Il legame delle Agenzie con gli ex Ministeri di riferimento e' comunque rimasta, anche perche' ai vertici dei due organismi ci sono due militari che quindi tengono ancora a gravitare verso quelle entita' di pregressa appartenenza o di preminente impiego. Anche qui, soprattutto ai tempi dell'Ammiraglio Bruno Branciforte (AISE) e di Giorgio Piccirillo (AISI), la competizione si era trasferita nei rispettivi Ministeri (Difesa e Interni) ed fra i ministri ad essi associati, soprattutto per quanto riguarda l'immigrazione clandestina che ognuno dei due politici voleva gestire in proprio per motivi di opportunita' politica. Una circostanza che nei fatti impediva il travaso di notizie su un argomento di criminalita' transnazionale. Questo avveniva, ad esempio, da parte della polizia distaccata a Tripoli nei confronti dei rappresentanti dell'Agenzia di intelligence in Libia.
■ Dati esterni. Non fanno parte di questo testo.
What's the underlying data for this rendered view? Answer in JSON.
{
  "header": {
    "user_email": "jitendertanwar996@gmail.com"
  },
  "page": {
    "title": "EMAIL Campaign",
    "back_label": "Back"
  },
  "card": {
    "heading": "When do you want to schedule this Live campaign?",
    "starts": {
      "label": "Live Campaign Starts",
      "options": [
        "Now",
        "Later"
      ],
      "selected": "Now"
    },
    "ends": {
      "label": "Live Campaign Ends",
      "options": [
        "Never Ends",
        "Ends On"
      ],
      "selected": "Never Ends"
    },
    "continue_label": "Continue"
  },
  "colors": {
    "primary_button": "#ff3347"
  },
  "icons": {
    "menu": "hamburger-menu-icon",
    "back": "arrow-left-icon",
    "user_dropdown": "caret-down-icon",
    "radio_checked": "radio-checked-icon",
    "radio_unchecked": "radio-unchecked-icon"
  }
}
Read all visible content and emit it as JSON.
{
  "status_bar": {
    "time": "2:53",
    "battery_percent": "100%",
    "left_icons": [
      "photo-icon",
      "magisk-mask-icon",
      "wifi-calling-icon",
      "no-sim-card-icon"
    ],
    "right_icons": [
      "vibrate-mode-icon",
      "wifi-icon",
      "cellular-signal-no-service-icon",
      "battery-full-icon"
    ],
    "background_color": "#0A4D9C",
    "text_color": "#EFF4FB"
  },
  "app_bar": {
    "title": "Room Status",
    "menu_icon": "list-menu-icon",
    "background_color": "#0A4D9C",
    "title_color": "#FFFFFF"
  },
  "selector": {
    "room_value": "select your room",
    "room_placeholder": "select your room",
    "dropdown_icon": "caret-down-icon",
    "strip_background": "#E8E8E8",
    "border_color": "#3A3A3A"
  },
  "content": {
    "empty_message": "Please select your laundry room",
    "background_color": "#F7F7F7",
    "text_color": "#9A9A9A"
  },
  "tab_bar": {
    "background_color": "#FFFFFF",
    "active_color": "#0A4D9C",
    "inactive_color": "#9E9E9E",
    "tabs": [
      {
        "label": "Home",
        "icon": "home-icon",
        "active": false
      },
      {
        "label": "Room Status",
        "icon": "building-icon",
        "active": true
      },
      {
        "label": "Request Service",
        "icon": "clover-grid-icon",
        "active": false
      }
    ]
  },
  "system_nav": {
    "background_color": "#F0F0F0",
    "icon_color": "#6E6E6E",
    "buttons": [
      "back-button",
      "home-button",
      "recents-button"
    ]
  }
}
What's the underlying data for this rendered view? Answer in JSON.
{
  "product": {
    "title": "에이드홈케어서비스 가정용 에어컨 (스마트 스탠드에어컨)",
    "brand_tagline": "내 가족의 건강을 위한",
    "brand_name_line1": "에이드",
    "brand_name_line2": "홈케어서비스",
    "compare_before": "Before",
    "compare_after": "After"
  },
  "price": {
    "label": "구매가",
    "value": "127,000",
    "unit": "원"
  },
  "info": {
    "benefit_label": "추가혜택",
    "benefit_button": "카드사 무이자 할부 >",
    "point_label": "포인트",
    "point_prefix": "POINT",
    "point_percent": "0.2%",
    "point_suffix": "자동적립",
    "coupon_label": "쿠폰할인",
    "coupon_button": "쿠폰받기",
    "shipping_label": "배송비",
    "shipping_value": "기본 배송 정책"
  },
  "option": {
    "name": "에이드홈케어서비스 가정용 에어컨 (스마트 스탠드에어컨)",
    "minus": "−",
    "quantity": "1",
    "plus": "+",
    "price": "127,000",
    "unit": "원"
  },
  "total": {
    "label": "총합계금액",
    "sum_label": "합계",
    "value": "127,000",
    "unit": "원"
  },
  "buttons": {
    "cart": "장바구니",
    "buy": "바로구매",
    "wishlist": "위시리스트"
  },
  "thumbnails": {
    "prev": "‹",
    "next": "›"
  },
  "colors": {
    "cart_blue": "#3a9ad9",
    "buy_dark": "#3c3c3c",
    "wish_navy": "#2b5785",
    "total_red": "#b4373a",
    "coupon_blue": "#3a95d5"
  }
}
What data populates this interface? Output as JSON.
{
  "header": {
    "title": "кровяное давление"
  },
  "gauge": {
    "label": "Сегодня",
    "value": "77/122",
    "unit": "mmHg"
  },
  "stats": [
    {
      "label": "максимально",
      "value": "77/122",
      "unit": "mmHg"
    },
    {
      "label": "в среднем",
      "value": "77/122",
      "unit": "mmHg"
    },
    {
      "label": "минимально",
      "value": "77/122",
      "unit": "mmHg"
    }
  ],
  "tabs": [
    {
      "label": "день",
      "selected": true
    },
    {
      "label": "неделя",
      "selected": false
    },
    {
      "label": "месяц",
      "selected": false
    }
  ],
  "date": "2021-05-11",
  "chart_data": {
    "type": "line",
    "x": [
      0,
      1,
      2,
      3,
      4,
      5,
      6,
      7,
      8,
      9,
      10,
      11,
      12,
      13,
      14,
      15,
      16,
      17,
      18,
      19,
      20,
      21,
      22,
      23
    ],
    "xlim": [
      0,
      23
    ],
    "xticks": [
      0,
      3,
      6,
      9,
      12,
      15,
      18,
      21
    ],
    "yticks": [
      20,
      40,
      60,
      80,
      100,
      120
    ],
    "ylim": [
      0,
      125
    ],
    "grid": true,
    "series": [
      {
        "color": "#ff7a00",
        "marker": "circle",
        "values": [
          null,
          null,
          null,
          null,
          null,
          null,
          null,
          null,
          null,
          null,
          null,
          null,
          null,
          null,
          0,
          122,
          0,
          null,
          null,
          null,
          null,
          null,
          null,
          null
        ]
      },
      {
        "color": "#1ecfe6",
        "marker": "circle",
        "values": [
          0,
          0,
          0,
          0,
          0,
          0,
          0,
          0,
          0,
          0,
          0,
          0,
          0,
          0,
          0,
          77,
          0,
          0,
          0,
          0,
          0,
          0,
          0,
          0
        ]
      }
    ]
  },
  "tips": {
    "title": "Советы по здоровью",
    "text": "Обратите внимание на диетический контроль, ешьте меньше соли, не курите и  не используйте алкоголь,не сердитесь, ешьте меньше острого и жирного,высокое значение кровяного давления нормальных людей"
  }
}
Sempre nello stesso periodo una direttiva dei vertici dell'AISI riguardante la scorta del Primo Ministro (che e' di competenza dell'AISI) dava disposizione di non contattare il rappresentante dell'AISE, laddove esistente, durante i viaggi all'estero del nostro Premier.
E per quanto risulta, questo stato di cose non sembra essere stato ancora superato, come indirettamente confermano i Servizi inglesi.